FireInsight26 minutes ago
Android Firefox versions that are geat as well - [Ironfox](https://github.com/ironfox-oss/IronFox): Hardened - [Fennec](https://f-droid.org/packages/org.mozilla.fennec_fdroid/): Fully FOSS
gtrevorjayabout 4 hours ago
This feels like a betrayal of their ousting of Eich in the first place. I can't imagine a world I would do this and be able to look at myself in the mirror.
silisili3 minutes ago
Same. The entire company more or less turned on him. Not picking a side, that's your right. But to then start 'borrowing' from someone you refused to work with feels... hypocritical.
dlcarrierabout 2 hours ago
The whole organization is a huge mess that doesn't really want to accept any management.
proxabout 2 hours ago
They try to make it feel like an “us” browser, but it just comes off as a corp trying to talk cool.

You have to walk the walk too Mozilla! Saying that as a FF for years.

yborgabout 3 hours ago
>"their"

It's an entirely different management team.

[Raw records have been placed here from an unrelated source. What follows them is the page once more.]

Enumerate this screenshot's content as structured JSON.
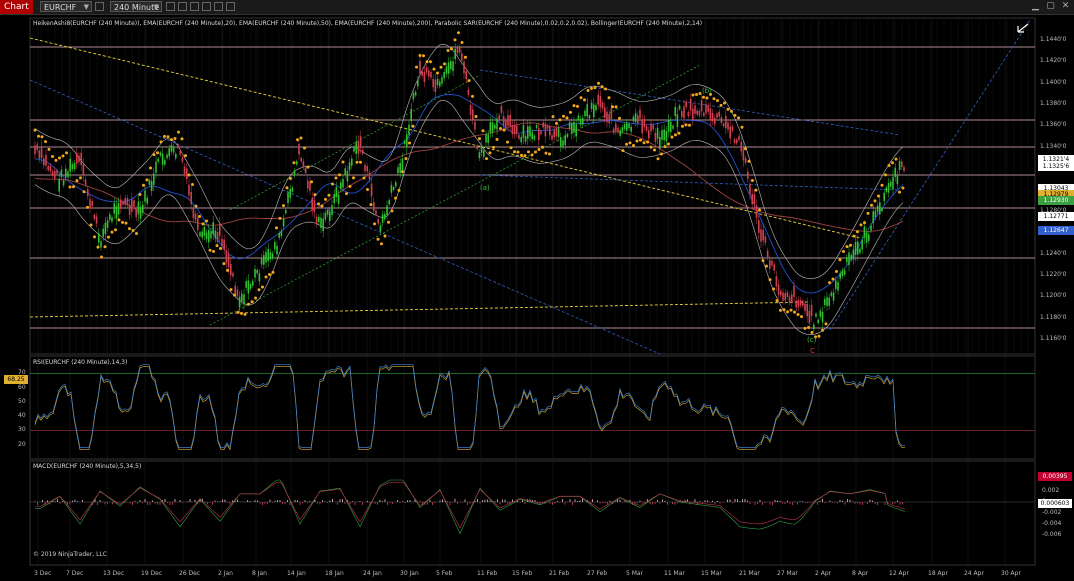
{
  "toolbar": {
    "chart_tab": "Chart",
    "instrument": "EURCHF",
    "interval": "240 Minute"
  },
  "panel1": {
    "label": "HeikenAshi8(EURCHF (240 Minute)), EMA(EURCHF (240 Minute),20), EMA(EURCHF (240 Minute),50), EMA(EURCHF (240 Minute),200), Parabolic SAR(EURCHF (240 Minute),0.02,0.2,0.02), Bollinger(EURCHF (240 Minute),2,14)",
    "price_ticks": [
      "1.1440'0",
      "1.1420'0",
      "1.1400'0",
      "1.1380'0",
      "1.1360'0",
      "1.1340'0",
      "1.1320'0",
      "1.1300'0",
      "1.1280'0",
      "1.1260'0",
      "1.1240'0",
      "1.1220'0",
      "1.1200'0",
      "1.1180'0",
      "1.1160'0"
    ],
    "price_badges": [
      {
        "text": "1.1321'4",
        "color": "#ffffff"
      },
      {
        "text": "1.1325'6",
        "color": "#ffffff"
      },
      {
        "text": "1.13043",
        "color": "#ffffff"
      },
      {
        "text": "1.12979",
        "color": "#e0b030"
      },
      {
        "text": "1.12930",
        "color": "#3aa040"
      },
      {
        "text": "1.12771",
        "color": "#ffffff"
      },
      {
        "text": "1.12647",
        "color": "#3060d0"
      }
    ],
    "wave_labels": [
      "(a)",
      "(b)",
      "(c)",
      "C"
    ]
  },
  "panel2": {
    "label": "RSI(EURCHF (240 Minute),14,3)",
    "value_badge": "68.25",
    "ticks": [
      "70",
      "60",
      "50",
      "40",
      "30",
      "20"
    ]
  },
  "panel3": {
    "label": "MACD(EURCHF (240 Minute),5,34,5)",
    "badges": [
      "0.00395",
      "0.000603"
    ],
    "ticks": [
      "0.002",
      "0",
      "-0.002",
      "-0.004",
      "-0.006"
    ]
  },
  "copyright": "© 2019 NinjaTrader, LLC",
  "x_labels": [
    "3 Dec",
    "7 Dec",
    "13 Dec",
    "19 Dec",
    "26 Dec",
    "2 Jan",
    "8 Jan",
    "14 Jan",
    "18 Jan",
    "24 Jan",
    "30 Jan",
    "5 Feb",
    "11 Feb",
    "15 Feb",
    "21 Feb",
    "27 Feb",
    "5 Mar",
    "11 Mar",
    "15 Mar",
    "21 Mar",
    "27 Mar",
    "2 Apr",
    "8 Apr",
    "12 Apr",
    "18 Apr",
    "24 Apr",
    "30 Apr"
  ],
  "icons": [
    "cursor-arrow-icon",
    "minimize-icon",
    "maximize-icon",
    "close-icon"
  ]
}
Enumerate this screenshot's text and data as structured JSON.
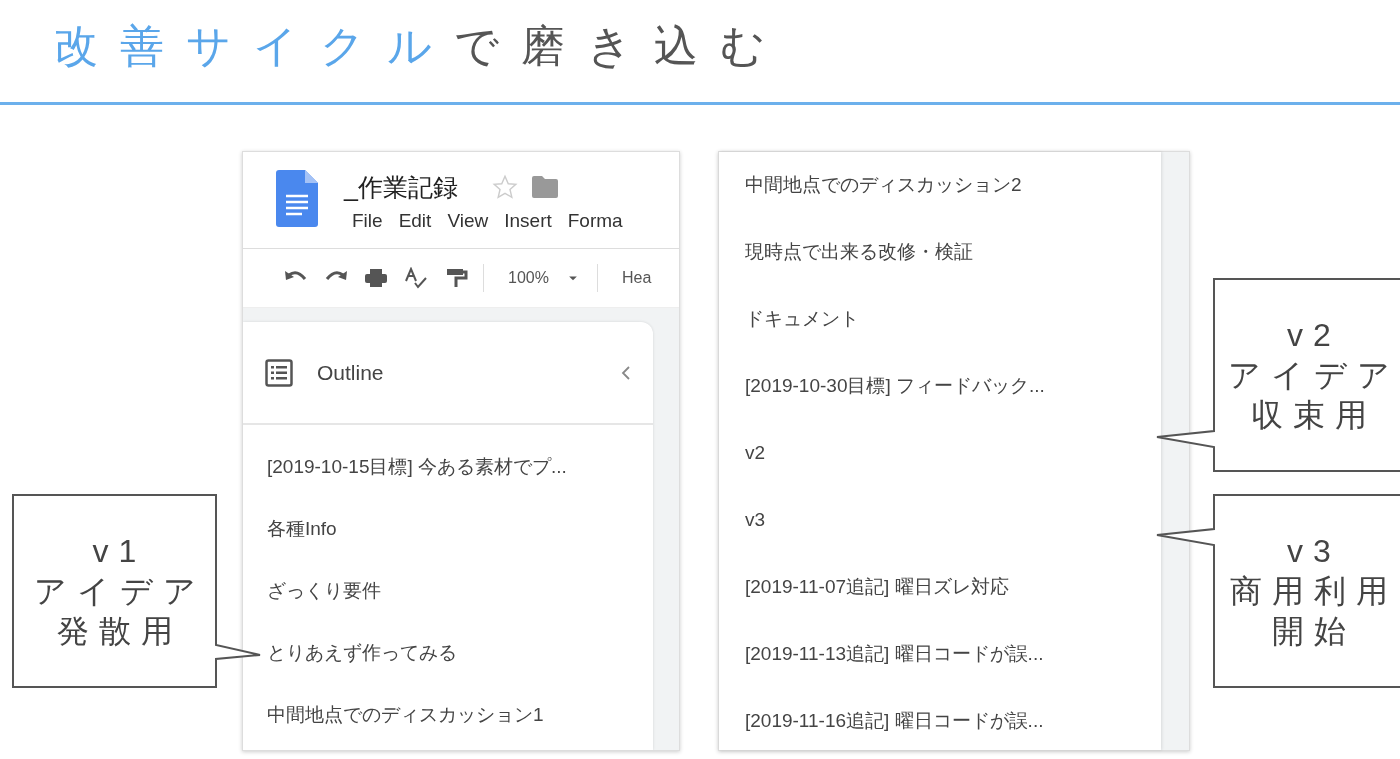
{
  "title": {
    "accent": "改善サイクル",
    "rest": "で磨き込む"
  },
  "doc": {
    "title": "_作業記録",
    "menu": [
      "File",
      "Edit",
      "View",
      "Insert",
      "Forma"
    ],
    "zoom": "100%",
    "style": "Hea",
    "outline": {
      "heading": "Outline",
      "items": [
        "[2019-10-15目標] 今ある素材でプ...",
        "各種Info",
        "ざっくり要件",
        "とりあえず作ってみる",
        "中間地点でのディスカッション1"
      ]
    }
  },
  "doc_continued": {
    "items": [
      "中間地点でのディスカッション2",
      "現時点で出来る改修・検証",
      "ドキュメント",
      "[2019-10-30目標] フィードバック...",
      "v2",
      "v3",
      "[2019-11-07追記] 曜日ズレ対応",
      "[2019-11-13追記] 曜日コードが誤...",
      "[2019-11-16追記] 曜日コードが誤..."
    ]
  },
  "callouts": [
    {
      "kind": "pointer_right",
      "lines": [
        "v1",
        "アイデア",
        "発散用"
      ]
    },
    {
      "kind": "pointer_left",
      "lines": [
        "v2",
        "アイデア",
        "収束用"
      ]
    },
    {
      "kind": "pointer_left",
      "lines": [
        "v3",
        "商用利用",
        "開始"
      ]
    }
  ]
}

Paul-Craftabout 2 hours ago
I can certainly imagine such a world. I don't use Brave because I don't want to support Brendan Eich.
kulahanabout 1 hour ago
So instead you use, what, Chrome because you want to support Sundar Pichai??
JoshTriplettabout 1 hour ago
You are literally on a thread about Firefox, and you think someone saying they don't use Brave must be using Chrome?
SadTrombone19 minutes ago
If only there was another browser option that was the first word of this thread's title!
fishgoesblubabout 4 hours ago
It's surprising, and disappointing that this hasn't happened sooner. A real shame that it took a browser company other than Mozilla to make (In Rust no less!) adblock-rust. I wonder if this could've been a native Firefox feature and selling point years ago if Eich wasn't kicked out.